Generic collection/element function signatures in D2 versus D1

Pelle pelle.mansson at gmail.com
Tue Sep 7 08:37:20 PDT 2010


On 09/07/2010 04:33 PM, Steven Schveighoffer wrote:
> Yes, a valid return. Your function should be:
>
> void foo(void delegate(const(C) f) const
>
> It helps to understand that inout/const/immutable has NOTHING to do with
> code generation, it only has to do with limiting what compiles. For this
> reason, an inout function is compiled once, and works on all three
> constancies (4 if you have a nested inout function). For the entire
> function any inout variable is treated as a non-changeable value, just
> like const. Then when you return, it's converted at the call site back
> to the constancy with which it was called. If the return value is void,
> then there's nothing to convert, and no reason to use inout over const.
>
> I'll repeat -- there is no benefit to inout if you are not returning
> anything.
>
> -Steve

That's not an equivalent function signature.

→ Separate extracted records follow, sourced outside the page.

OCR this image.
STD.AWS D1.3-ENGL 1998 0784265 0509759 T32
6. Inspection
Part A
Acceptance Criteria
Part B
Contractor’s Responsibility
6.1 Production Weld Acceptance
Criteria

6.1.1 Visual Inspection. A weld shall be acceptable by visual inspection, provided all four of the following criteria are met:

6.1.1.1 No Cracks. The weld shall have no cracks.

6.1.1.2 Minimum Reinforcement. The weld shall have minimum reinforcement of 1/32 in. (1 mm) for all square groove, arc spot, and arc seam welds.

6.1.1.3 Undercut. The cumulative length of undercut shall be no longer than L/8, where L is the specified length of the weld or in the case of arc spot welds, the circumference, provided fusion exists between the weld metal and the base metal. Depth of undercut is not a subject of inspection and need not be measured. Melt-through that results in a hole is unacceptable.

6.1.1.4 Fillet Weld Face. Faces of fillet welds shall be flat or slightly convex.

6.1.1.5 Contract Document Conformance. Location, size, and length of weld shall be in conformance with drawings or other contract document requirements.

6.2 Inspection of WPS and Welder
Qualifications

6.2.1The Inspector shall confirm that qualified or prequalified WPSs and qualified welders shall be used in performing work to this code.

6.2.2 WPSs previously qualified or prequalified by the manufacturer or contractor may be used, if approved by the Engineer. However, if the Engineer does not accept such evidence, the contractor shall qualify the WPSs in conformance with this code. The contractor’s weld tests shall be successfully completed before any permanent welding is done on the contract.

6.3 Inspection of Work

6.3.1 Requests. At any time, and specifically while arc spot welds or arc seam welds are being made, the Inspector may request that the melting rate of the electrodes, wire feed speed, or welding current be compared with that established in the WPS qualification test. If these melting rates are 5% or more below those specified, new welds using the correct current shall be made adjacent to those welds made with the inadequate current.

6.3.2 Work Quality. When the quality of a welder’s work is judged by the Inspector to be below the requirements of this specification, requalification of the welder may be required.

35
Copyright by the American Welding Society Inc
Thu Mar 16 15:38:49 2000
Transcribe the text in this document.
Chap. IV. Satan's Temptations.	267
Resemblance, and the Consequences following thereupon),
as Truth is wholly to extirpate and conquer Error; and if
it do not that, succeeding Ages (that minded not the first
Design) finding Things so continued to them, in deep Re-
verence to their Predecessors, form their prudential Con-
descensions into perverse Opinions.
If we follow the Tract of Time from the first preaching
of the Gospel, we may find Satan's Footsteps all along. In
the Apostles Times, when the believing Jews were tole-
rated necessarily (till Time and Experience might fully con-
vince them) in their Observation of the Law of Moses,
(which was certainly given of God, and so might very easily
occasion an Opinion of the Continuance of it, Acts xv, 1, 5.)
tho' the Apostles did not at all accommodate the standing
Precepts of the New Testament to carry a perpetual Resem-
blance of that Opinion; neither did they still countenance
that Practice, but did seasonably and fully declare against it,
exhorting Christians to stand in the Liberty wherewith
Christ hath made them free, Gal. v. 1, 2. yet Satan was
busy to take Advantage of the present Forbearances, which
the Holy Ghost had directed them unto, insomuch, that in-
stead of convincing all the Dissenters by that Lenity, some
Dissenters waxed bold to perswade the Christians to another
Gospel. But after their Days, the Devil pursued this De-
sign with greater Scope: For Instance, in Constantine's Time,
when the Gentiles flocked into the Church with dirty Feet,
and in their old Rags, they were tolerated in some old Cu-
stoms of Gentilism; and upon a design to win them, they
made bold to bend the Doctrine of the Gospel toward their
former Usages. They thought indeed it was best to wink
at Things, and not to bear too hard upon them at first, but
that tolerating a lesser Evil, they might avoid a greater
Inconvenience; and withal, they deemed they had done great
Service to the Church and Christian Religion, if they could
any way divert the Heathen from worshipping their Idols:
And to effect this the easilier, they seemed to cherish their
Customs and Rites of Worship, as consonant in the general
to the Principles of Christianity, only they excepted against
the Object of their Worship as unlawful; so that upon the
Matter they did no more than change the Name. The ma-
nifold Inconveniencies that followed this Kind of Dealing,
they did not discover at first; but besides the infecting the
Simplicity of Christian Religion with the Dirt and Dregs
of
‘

Or maybe it is, but look at 
this (sorry it's so long):

class C {
     int x;
     this(int y) { x = y; }

     inout(int*) foo() inout {
         return &x;
     }
     void bar(void delegate(int*) f) {
         f(&x);
     }
     void bar(void delegate(const(int*)) f) const {
         f(&x);
     }
     void bar(void delegate(immutable(int*)) f) immutable {
         f(&x);
     }
}

void main() {

     immutable(int)* wah;
     void wahwah(immutable(int*) x) {
         wah = x;
     }
     auto c = new immutable(C)(10);
     wahwah(c.foo);  // why is this privilegied with inout
     c.bar(&wahwah); // and this not?

     writeln(*wah);

}

Can't use void delegate(const(int*)) there.